ETIP #76

Increase Creative Options and Continually Optimize

Increase Creative Options and Continually Optimize

One of the most important facts that someone developing your website should convey is that it’s never completed. What that means to a marketer, client and user of that website is that it’s under a constant state of improvement or “optimization” as we refer to it. Unlike a more traditional medium like print or outdoor advertising that depends on using a predetermined readership, drive-by traffic or presumed user data, interactive sites allow for rich measurement with instant result to changes made.

Over the years you’ve become interested in this data, only to get lost in huge reams of paper from “weblogs” that may (or may not) have been printed for you. What you need to take into account are some core truths:

  • Is your traffic increasing progressively?
  • Are you increasing “unique” users?
  • Is “dwell time” (the length of time someone stays on your website) increasing progressively?
  • Are your users clicking where you want them to click?
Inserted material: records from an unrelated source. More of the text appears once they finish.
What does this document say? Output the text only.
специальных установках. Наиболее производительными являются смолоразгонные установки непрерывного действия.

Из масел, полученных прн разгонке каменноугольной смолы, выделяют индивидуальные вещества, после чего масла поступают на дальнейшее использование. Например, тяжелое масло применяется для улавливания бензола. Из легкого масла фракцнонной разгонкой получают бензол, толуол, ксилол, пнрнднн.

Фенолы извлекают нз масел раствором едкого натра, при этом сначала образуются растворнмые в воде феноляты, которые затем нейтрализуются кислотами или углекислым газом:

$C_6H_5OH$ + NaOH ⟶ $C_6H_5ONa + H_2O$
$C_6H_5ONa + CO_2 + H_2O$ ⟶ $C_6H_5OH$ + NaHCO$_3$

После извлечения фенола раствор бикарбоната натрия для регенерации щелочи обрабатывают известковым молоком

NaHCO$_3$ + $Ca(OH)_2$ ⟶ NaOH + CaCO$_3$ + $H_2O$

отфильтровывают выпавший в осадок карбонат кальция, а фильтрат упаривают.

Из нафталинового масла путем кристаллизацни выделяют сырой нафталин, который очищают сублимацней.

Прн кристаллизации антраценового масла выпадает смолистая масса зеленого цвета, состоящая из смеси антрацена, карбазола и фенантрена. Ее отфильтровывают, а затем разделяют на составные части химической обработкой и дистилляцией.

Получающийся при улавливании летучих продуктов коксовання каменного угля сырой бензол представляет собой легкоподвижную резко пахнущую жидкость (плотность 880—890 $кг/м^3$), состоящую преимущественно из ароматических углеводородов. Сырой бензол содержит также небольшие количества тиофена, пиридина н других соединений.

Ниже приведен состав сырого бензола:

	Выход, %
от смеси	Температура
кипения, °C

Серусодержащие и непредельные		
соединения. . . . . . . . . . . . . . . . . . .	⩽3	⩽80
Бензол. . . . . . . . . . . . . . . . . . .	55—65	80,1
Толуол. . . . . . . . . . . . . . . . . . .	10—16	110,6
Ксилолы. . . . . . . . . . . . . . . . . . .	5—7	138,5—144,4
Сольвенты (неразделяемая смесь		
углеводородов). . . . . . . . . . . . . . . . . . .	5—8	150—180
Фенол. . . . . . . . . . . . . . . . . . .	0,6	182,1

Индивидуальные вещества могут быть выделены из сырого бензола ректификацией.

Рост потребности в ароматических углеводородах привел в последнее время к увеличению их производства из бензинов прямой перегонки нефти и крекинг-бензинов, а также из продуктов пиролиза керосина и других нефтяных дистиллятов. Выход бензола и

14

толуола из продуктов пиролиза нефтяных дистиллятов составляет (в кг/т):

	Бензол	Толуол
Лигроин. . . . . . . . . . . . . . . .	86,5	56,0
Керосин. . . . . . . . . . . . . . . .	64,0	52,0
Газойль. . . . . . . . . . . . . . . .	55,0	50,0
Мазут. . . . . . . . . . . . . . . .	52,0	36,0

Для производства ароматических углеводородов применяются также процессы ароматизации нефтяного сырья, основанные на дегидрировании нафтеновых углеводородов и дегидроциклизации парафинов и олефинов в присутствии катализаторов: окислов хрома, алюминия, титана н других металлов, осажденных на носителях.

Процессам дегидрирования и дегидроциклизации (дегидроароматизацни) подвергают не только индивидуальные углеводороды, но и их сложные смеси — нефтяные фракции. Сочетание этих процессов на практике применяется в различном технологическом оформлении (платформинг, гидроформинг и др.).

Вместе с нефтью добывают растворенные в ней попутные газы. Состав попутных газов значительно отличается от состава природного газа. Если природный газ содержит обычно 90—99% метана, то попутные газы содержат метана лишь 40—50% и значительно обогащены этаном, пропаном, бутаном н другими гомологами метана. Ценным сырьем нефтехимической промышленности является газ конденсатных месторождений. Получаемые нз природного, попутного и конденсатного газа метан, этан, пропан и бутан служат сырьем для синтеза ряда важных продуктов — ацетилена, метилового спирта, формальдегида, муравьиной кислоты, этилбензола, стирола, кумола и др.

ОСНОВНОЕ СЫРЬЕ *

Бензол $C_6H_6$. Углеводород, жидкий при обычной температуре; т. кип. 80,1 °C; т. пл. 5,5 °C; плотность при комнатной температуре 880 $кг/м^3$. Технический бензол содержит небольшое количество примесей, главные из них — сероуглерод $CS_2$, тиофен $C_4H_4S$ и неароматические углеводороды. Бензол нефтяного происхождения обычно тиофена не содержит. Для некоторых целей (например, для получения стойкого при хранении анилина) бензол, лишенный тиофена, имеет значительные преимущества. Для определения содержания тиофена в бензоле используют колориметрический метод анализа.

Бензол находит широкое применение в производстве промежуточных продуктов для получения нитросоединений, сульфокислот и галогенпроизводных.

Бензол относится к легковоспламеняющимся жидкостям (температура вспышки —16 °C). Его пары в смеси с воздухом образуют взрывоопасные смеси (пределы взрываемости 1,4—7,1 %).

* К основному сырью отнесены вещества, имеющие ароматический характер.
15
All are easy to determine, short of the last one. This takes research and the right tools to determine. Starmark uses optimization tools to track user actions using heat maps, confetti mapping and others to see exactly where a user is going on any given page. This can give clear actionable data to determine whether the content is working or not in its current state and location. Once this data is measured, it’s often good to change the design slightly. See if you’ll get improved results by varying the location of premier areas for user  attention. Items such as (but not limited to):

  • “Purchase” buttons
  • Newsletter/social connections
  • Sharing technologies like “email/share this article”
  • Wish lists
  • Which product (if applicable) photography is most often viewed

This will give both you and your agency great usable information that decisions can be made against. Lastly, it’s important to test progressively. If you are launching a site for the first time, a lot needs to happen before you’ll get enough traffic to pull results that would justify optimizing your results.